In the Washington Review of Books nothing is true except the exaggerations.
Links:
In Lithub, an excerpt from Juliette Wells’s book on the beginnings of Jane Austen criticism (A New Jane Austen: How Americans Brought Us the World's Greatest Novelist, October):
In keeping with his goal of helping each reader “form for himself an intelligent appreciation” of Austen, Adams presents Austen’s six novels in the order of their composition, as then understood: Pride and Prejudice, Sense and Sensibility, Northanger Abbey, Mansfield Park, Emma, and Persuasion. He precedes each excerpt from a novel with the work’s dates of writing, revision, and publication. Furthermore, Adams presents extensive excerpts from commentary on Austen’s novels. He states that he has chosen his “introductory matter . . . from the mass of material relating to Jane Austen, mainly with a view to present what was freshest and unhackneyed; and, in the cases of Mrs. Thackeray-Ritchie and Miss Keddie, with the purpose also of showing the estimate placed upon Miss Austen by novelists of her own sex.” Well beyond mere suggestions for further reading, which Blaisdell provided for Scott’s novels, Adams supplied what he termed a “partial bibliography.” He included therein full citations for J. E. Austen-Leigh’s A Memoir of Jane Austen (1870, 1871), Lord Brabourne’s 1884 edition of Austen’s letters, Tytler’s Jane Austen and Her Works, and Pellew’s Jane Austen’s Novels, plus briefer citations for several dozen reviews and articles from British and American periodicals (365–6).
In The New Criterion, Lincoln Jones on what dancing is, and what ballet is [I’ve seen Chris on the dance floor at a wedding. That’s dancing. —Steve]:
As fun as a well-executed Charleston may be to watch (or do), our attention will soon wane without some variety. Luckily, there are endless variations. We can make the dance bigger, kicking the legs up. We can get down low, or up on our toes; we can turn the knees inward and outward (all things that dancers have done with the Charleston). But we can take it even further: break up the rhythm, move across the floor, add interesting and complementary movements of the upper body, even utterly change the movements of the legs while using the same basic pattern of forward, back, back, forward. Just like a composer can turn a musical theme upside down or backwards, stretch it, compact it, break it up, or make any number of other changes to hold our interest, we can use basic movement themes to create a dance that is interesting for two minutes, twenty minutes, or longer. And when these steps and variations correspond to the motifs and structure in a musical piece of depth, the result can be transcendent. Dance can give visual form to the feelings that music inspires.
For the JSTOR blog, Harris Wheless on Ronald Johnson:
As was also the case for Lorine Niedecker, another modernist for whom recognition of her unique, innovative poetics came posthumously, Johnson’s ongoing rediscovery seems to be noticeably accelerating a few decades after his death. For new readers, his early poems answer certain crucial questions: Where did our modern collage aesthetic come from? What was its incipient form? What was collage before multimedia? And wherein lies the textual pastoral?

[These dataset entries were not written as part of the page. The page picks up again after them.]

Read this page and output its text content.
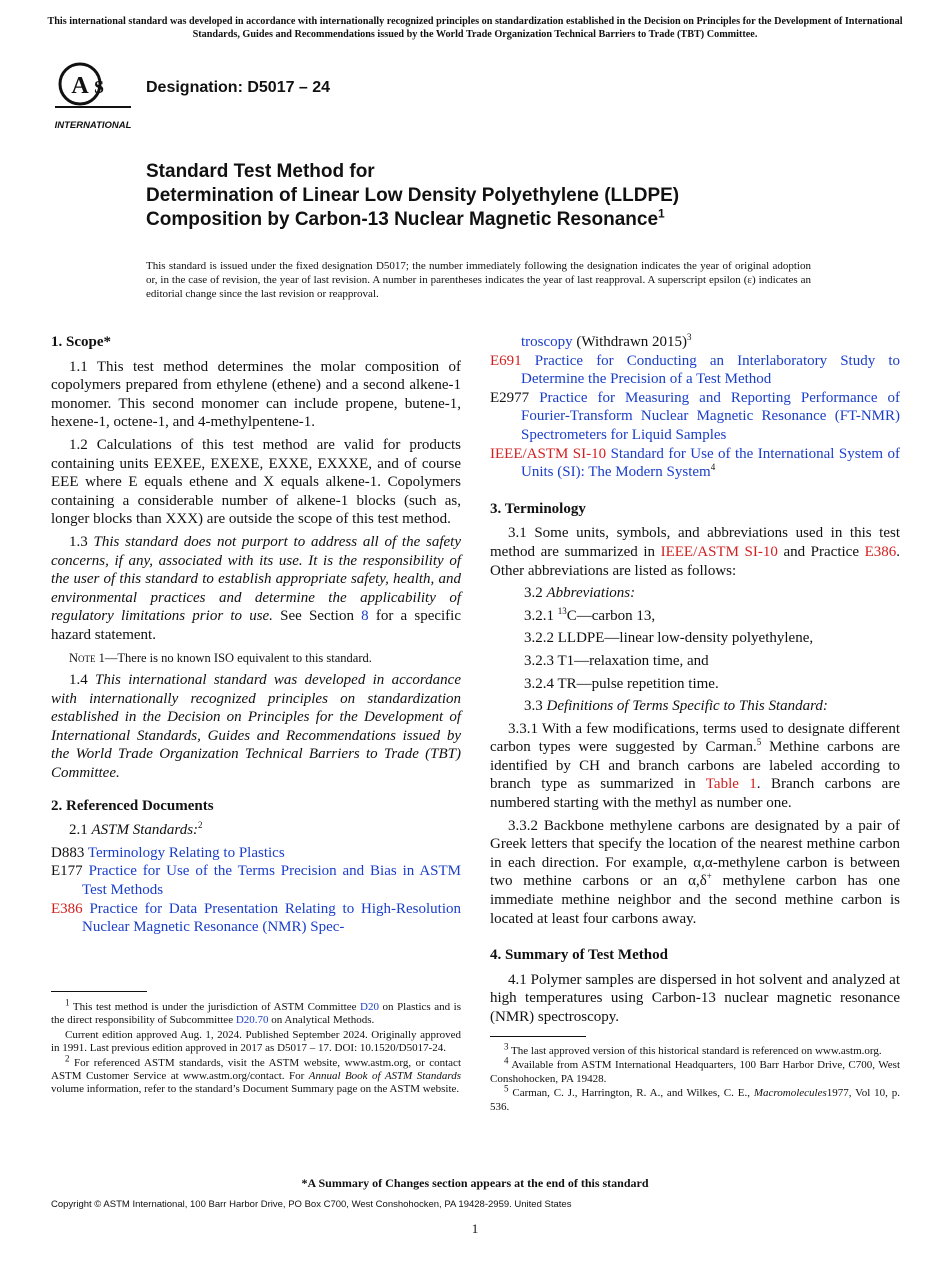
This international standard was developed in accordance with internationally recognized principles on standardization established in the Decision on Principles for the Development of International Standards, Guides and Recommendations issued by the World Trade Organization Technical Barriers to Trade (TBT) Committee.
A S
INTERNATIONAL
Designation: D5017 – 24
Standard Test Method for
Determination of Linear Low Density Polyethylene (LLDPE)
Composition by Carbon-13 Nuclear Magnetic Resonance$^1$
This standard is issued under the fixed designation D5017; the number immediately following the designation indicates the year of original adoption or, in the case of revision, the year of last revision. A number in parentheses indicates the year of last reapproval. A superscript epsilon (ε) indicates an editorial change since the last revision or reapproval.
1. Scope*

1.1 This test method determines the molar composition of copolymers prepared from ethylene (ethene) and a second alkene-1 monomer. This second monomer can include propene, butene-1, hexene-1, octene-1, and 4-methylpentene-1.

1.2 Calculations of this test method are valid for products containing units EEXEE, EXEXE, EXXE, EXXXE, and of course EEE where E equals ethene and X equals alkene-1. Copolymers containing a considerable number of alkene-1 blocks (such as, longer blocks than XXX) are outside the scope of this test method.

1.3 This standard does not purport to address all of the safety concerns, if any, associated with its use. It is the responsibility of the user of this standard to establish appropriate safety, health, and environmental practices and determine the applicability of regulatory limitations prior to use. See Section 8 for a specific hazard statement.

Note 1—There is no known ISO equivalent to this standard.

1.4 This international standard was developed in accordance with internationally recognized principles on standardization established in the Decision on Principles for the Development of International Standards, Guides and Recommendations issued by the World Trade Organization Technical Barriers to Trade (TBT) Committee.

2. Referenced Documents

2.1 ASTM Standards:$^2$

D883 Terminology Relating to Plastics
E177 Practice for Use of the Terms Precision and Bias in ASTM Test Methods
E386 Practice for Data Presentation Relating to High-Resolution Nuclear Magnetic Resonance (NMR) Spec-

$^1$ This test method is under the jurisdiction of ASTM Committee D20 on Plastics and is the direct responsibility of Subcommittee D20.70 on Analytical Methods.

Current edition approved Aug. 1, 2024. Published September 2024. Originally approved in 1991. Last previous edition approved in 2017 as D5017 – 17. DOI: 10.1520/D5017-24.

$^2$ For referenced ASTM standards, visit the ASTM website, www.astm.org, or contact ASTM Customer Service at www.astm.org/contact. For Annual Book of ASTM Standards volume information, refer to the standard’s Document Summary page on the ASTM website.

troscopy (Withdrawn 2015)$^3$
E691 Practice for Conducting an Interlaboratory Study to Determine the Precision of a Test Method
E2977 Practice for Measuring and Reporting Performance of Fourier-Transform Nuclear Magnetic Resonance (FT-NMR) Spectrometers for Liquid Samples
IEEE/ASTM SI-10 Standard for Use of the International System of Units (SI): The Modern System$^4$
3. Terminology

3.1 Some units, symbols, and abbreviations used in this test method are summarized in IEEE/ASTM SI-10 and Practice E386. Other abbreviations are listed as follows:

3.2 Abbreviations:

3.2.1 $^{13}$C—carbon 13,

3.2.2 LLDPE—linear low-density polyethylene,

3.2.3 T1—relaxation time, and

3.2.4 TR—pulse repetition time.

3.3 Definitions of Terms Specific to This Standard:

3.3.1 With a few modifications, terms used to designate different carbon types were suggested by Carman.$^5$ Methine carbons are identified by CH and branch carbons are labeled according to branch type as summarized in Table 1. Branch carbons are numbered starting with the methyl as number one.

3.3.2 Backbone methylene carbons are designated by a pair of Greek letters that specify the location of the nearest methine carbon in each direction. For example, α,α-methylene carbon is between two methine carbons or an α,δ+ methylene carbon has one immediate methine neighbor and the second methine carbon is located at least four carbons away.

4. Summary of Test Method

4.1 Polymer samples are dispersed in hot solvent and analyzed at high temperatures using Carbon-13 nuclear magnetic resonance (NMR) spectroscopy.

$^3$ The last approved version of this historical standard is referenced on www.astm.org.

$^4$ Available from ASTM International Headquarters, 100 Barr Harbor Drive, C700, West Conshohocken, PA 19428.

$^5$ Carman, C. J., Harrington, R. A., and Wilkes, C. E., Macromolecules1977, Vol 10, p. 536.

*A Summary of Changes section appears at the end of this standard
Copyright © ASTM International, 100 Barr Harbor Drive, PO Box C700, West Conshohocken, PA 19428-2959. United States
1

In Plough, Zito Madu on William Saroyan’s “interest in the lives of seemingly unimportant people”:
In a few pages, and with writing that’s stripped of everything unnecessary, Saroyan captures the cycle of a family. How conflict between parents can ripple through their children, even when the parents are unaware. How a child can make the hard decision to break away from an unhappy home, to choose himself and create his own destiny, even at the cost of leaving and hurting a sibling who adores him. And how a son can inherit the faults of the father, repeating the same mistakes that broke up his family. It is a cycle that many fathers and sons know, or will know.
Reviews:
In TAC, Helen Andrews reviews David Yezzi’s biography of Anthony Hecht (Late Romance: Anthony Hecht—A Poet's Life, November 7) [One of the Upcoming books in WRB—Nov. 4, 2023.]:
In a way, these two poems are about the same subject: whether the price we pay for happiness is proportionate to the benefit. Every good thing in life—an empire’s peace, a happy marriage, a beautiful poem—is achieved only through years of training in self-discipline. There is no way of knowing in advance whether what we sacrifice in cultivating self-mastery will have any reward, much less a reward that makes up for what we have lost. But unless we are willing to forgo civilized pleasures entirely, we have no choice. Formalism was Hecht’s subject as well as his method.